I nod as my hands begin shaking as the fear threatens to consume me. He can still get to us from prison. We aren’t safe. We were never safe. We will never be safe. The fear threatens to take hold of my entire body, but I don’t let the fear come back in. Instead, I shut it out with the rage that has been boiling inside me. I want them to pay for this. I want them to hurt for this. I don’t tell Ethan. He doesn’t need to know. He will think it’s too dangerous, but I have to put an end to this. The police won’t be able to help us.
 

“How long have I been out for?”
 

“Just a few hours. The doctors were afraid of brain damage, but they seemed to think it could also just be a concussion. I should go get the doctor to examine you.”
 

I nod and watch as Ethan leaves bringing in a nurse followed shortly by a doctor. I resign myself to spending the rest of the day going through a million tests to ensure I’m okay just like last time, but I already know I am. I feel more determined than I ever have before. I’m tired of living for Ethan, or Laura, or Landon, or anyone other than me. I’m tired of not putting myself first. I’m tired of not going after what I want. And what I want is to destroy the men who have attacked me over and over. I want to find a way to make a difference in the world with photography, not just snap photos of pretty models and famous people. I don’t want to stop working and just have babies with Ethan. I want to be able to choose if I want Ethan or Landon or any other guy on the planet. I don’t want to feel obliged to stay with Ethan just because I married him before I lost my memory. First, though, I want revenge.

***

“Thank God, you’re all right,” James says running over engulfing me in his arms. I see Ethan stiffen in his chair behind James. His eyes glaring menacingly at James in a way I don’t understand. A hug is innocent enough.
 

“How are you feeling? Are you going to be okay?” James asks sitting on the edge of my bed with concern etched in his forehead.
 

“I feel okay. Just a little beaten and bruised, but all the tests so far indicate that I will make a full recovery.”
 

“Alexa I’m ... I’m so sorry.”
 

“For what?” My forehead scrunches in confusion at what James could be sorry for.
 

“I should have protected you. It’s my job to protect you, and I failed.

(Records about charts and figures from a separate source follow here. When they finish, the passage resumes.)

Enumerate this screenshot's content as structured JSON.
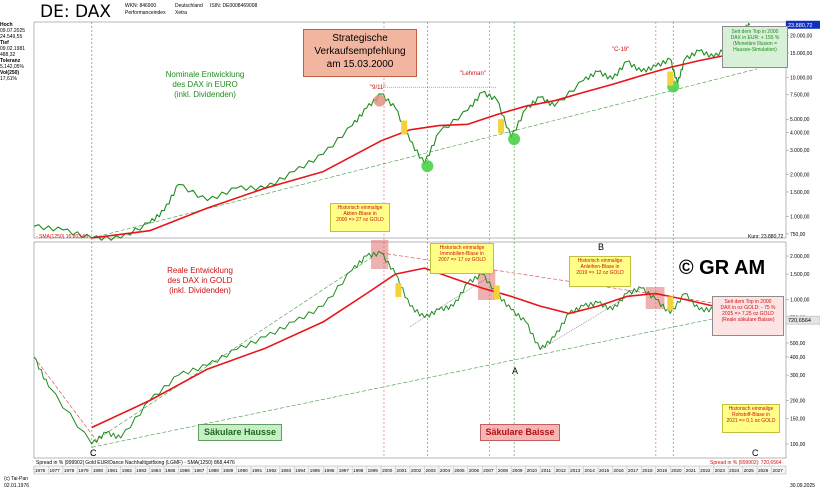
{
  "header": {
    "title": "DE: DAX",
    "wkn_label": "WKN: 846900",
    "type_label": "Performanceindex",
    "country_label": "Deutschland",
    "exchange_label": "Xetra",
    "isin_label": "ISIN: DE0008469008"
  },
  "sidebar": {
    "hoch_label": "Hoch",
    "hoch_date": "09.07.2025",
    "hoch_value": "24.549,55",
    "tief_label": "Tief",
    "tief_date": "09.02.1981",
    "tief_value": "488,32",
    "toleranz_label": "Toleranz",
    "toleranz_value": "5.142,05%",
    "vol_label": "Vol(250)",
    "vol_value": "17,61%"
  },
  "top_panel": {
    "title_lines": [
      "Nominale Entwicklung",
      "des DAX in EURO",
      "(inkl. Dividenden)"
    ],
    "recommendation_lines": [
      "Strategische",
      "Verkaufsempfehlung",
      "am 15.03.2000"
    ],
    "note_lines": [
      "Seit dem Top in 2000",
      "DAX in EUR: + 155 %",
      "(Monetäre Illusion =",
      "Hausse-Simulation)"
    ],
    "bubble_note_lines": [
      "Historisch einmalige",
      "Aktien-Blase in",
      "2000 => 27 oz GOLD"
    ],
    "label_911": "\"9/11\"",
    "label_lehman": "\"Lehman\"",
    "label_c19": "\"C-19\"",
    "sma_label": "- SMA(1250) 16.803,66",
    "kurs_label": "Kurs: 23.880,72",
    "last_value": "23.880,72",
    "axis_ticks": [
      "20.000,00",
      "15.000,00",
      "10.000,00",
      "7.500,00",
      "5.000,00",
      "4.000,00",
      "3.000,00",
      "2.000,00",
      "1.500,00",
      "1.000,00",
      "750,00"
    ]
  },
  "bottom_panel": {
    "title_lines": [
      "Reale Entwicklung",
      "des DAX in GOLD",
      "(inkl. Dividenden)"
    ],
    "copyright": "© GR AM",
    "note_immo_lines": [
      "Historisch einmalige",
      "Immobilien-Blase in",
      "2007 => 17 oz GOLD"
    ],
    "note_anleihen_lines": [
      "Historisch einmalige",
      "Anleihen-Blase in",
      "2019 => 12 oz GOLD"
    ],
    "note_real_lines": [
      "Seit dem Top in 2000",
      "DAX in oz GOLD: - 75 %",
      "2025 => 7,25 oz GOLD",
      "(Reale säkulare Baisse)"
    ],
    "note_rohstoff_lines": [
      "Historisch einmalige",
      "Rohstoff-Blase in",
      "2021 => 0,1 oz GOLD"
    ],
    "hausse_label": "Säkulare Hausse",
    "baisse_label": "Säkulare Baisse",
    "point_a": "A",
    "point_b": "B",
    "point_c_left": "C",
    "point_c_right": "C",
    "axis_ticks": [
      "2.000,00",
      "1.500,00",
      "1.000,00",
      "750,00",
      "500,00",
      "400,00",
      "300,00",
      "200,00",
      "150,00",
      "100,00"
    ],
    "last_value": "720,6564",
    "footer_left": "Spread in % |999902| Gold EUR/Dance Nachhaltigstfixing (LGMF) - SMA(1250) 868,4476",
    "footer_right": "Spread in % |999902|: 720,6564"
  },
  "x_axis": {
    "years": [
      "1976",
      "1977",
      "1978",
      "1979",
      "1980",
      "1981",
      "1982",
      "1983",
      "1984",
      "1985",
      "1986",
      "1987",
      "1988",
      "1989",
      "1990",
      "1991",
      "1992",
      "1993",
      "1994",
      "1995",
      "1996",
      "1997",
      "1998",
      "1999",
      "2000",
      "2001",
      "2002",
      "2003",
      "2004",
      "2005",
      "2006",
      "2007",
      "2008",
      "2009",
      "2010",
      "2011",
      "2012",
      "2013",
      "2014",
      "2015",
      "2016",
      "2017",
      "2018",
      "2019",
      "2020",
      "2021",
      "2022",
      "2023",
      "2024",
      "2025",
      "2026",
      "2027"
    ],
    "start_date": "02.01.1976",
    "end_date": "30.09.2025",
    "source": "(c) Tai-Pan"
  },
  "colors": {
    "price_green": "#1e8c1e",
    "sma_red": "#e8141a",
    "trend_green": "#3c9a3c",
    "trend_red": "#d44444",
    "note_yellow": "#ffff88",
    "rec_box": "#f2b6a0",
    "last_blue": "#1030c0"
  },
  "chart_data": [
    {
      "type": "line",
      "title": "Nominale Entwicklung des DAX in EURO (inkl. Dividenden)",
      "log_scale": true,
      "ylim": [
        700,
        25000
      ],
      "series": [
        {
          "name": "DAX",
          "x": [
            1976,
            1978,
            1980,
            1982,
            1984,
            1985,
            1986,
            1988,
            1990,
            1992,
            1994,
            1996,
            1998,
            1999,
            2000,
            2001,
            2002,
            2003,
            2004,
            2006,
            2007,
            2008,
            2009,
            2010,
            2011,
            2012,
            2014,
            2015,
            2016,
            2017,
            2018,
            2019,
            2020,
            2020.5,
            2021,
            2022,
            2023,
            2024,
            2025,
            2025.5
          ],
          "y": [
            850,
            800,
            700,
            700,
            900,
            1100,
            1700,
            1300,
            1600,
            1600,
            2100,
            2800,
            4500,
            6000,
            7600,
            6000,
            3500,
            2400,
            4000,
            5800,
            7800,
            6900,
            3700,
            5900,
            7200,
            6200,
            9500,
            11000,
            9700,
            13000,
            11000,
            12000,
            13500,
            9000,
            13500,
            15500,
            14000,
            16500,
            22000,
            23880
          ]
        },
        {
          "name": "SMA(1250)",
          "x": [
            1980,
            1984,
            1988,
            1992,
            1996,
            2000,
            2002,
            2004,
            2006,
            2008,
            2010,
            2012,
            2014,
            2016,
            2018,
            2020,
            2022,
            2024,
            2025.5
          ],
          "y": [
            700,
            790,
            1150,
            1600,
            2100,
            3500,
            4200,
            4500,
            4600,
            5400,
            6200,
            6800,
            7800,
            8900,
            10300,
            11800,
            13200,
            14500,
            16800
          ]
        }
      ]
    },
    {
      "type": "line",
      "title": "Reale Entwicklung des DAX in GOLD (inkl. Dividenden)",
      "log_scale": true,
      "ylim": [
        80,
        2500
      ],
      "series": [
        {
          "name": "Spread in % |999902|",
          "x": [
            1976,
            1977,
            1980,
            1981,
            1982,
            1984,
            1986,
            1988,
            1990,
            1992,
            1994,
            1996,
            1998,
            1999,
            2000,
            2001,
            2002,
            2003,
            2004,
            2005,
            2006,
            2007,
            2008,
            2009,
            2010,
            2011,
            2012,
            2013,
            2014,
            2015,
            2016,
            2017,
            2018,
            2019,
            2020,
            2021,
            2022,
            2023,
            2024,
            2025,
            2025.5
          ],
          "y": [
            400,
            250,
            100,
            120,
            110,
            200,
            300,
            350,
            450,
            550,
            700,
            900,
            1600,
            2000,
            2100,
            1500,
            900,
            750,
            850,
            900,
            1300,
            1500,
            1100,
            850,
            700,
            450,
            550,
            800,
            900,
            950,
            850,
            1100,
            1200,
            1000,
            800,
            1100,
            850,
            850,
            800,
            750,
            720
          ]
        },
        {
          "name": "SMA(1250)",
          "x": [
            1980,
            1984,
            1988,
            1992,
            1996,
            1999,
            2001,
            2003,
            2005,
            2007,
            2009,
            2011,
            2013,
            2015,
            2017,
            2019,
            2021,
            2023,
            2025.5
          ],
          "y": [
            130,
            200,
            330,
            460,
            700,
            1100,
            1500,
            1650,
            1400,
            1200,
            1050,
            900,
            800,
            900,
            1050,
            1100,
            1000,
            900,
            870
          ]
        }
      ]
    }
  ]
}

I’m so sorry. How can you ever forgive me?” I stare in disbelief as tears sting his eyes.
 

“This is not your fault,” I say sternly, placing my hand on his, trying my best to reassure him. “We thought the danger was gone. They were in jail. We all let down our guard. It’s nobody’s fault.”
 

“Maybe, but I should have been protecting you. I won’t stop protecting you. I won’t let my guard down again.”
 

I smile, but inside, I’m dying. How am I supposed to go after the people who did this to me if James is always here? I will have to shake Ethan and James to hunt these people down. There is no way either of them will let me out of their sights now.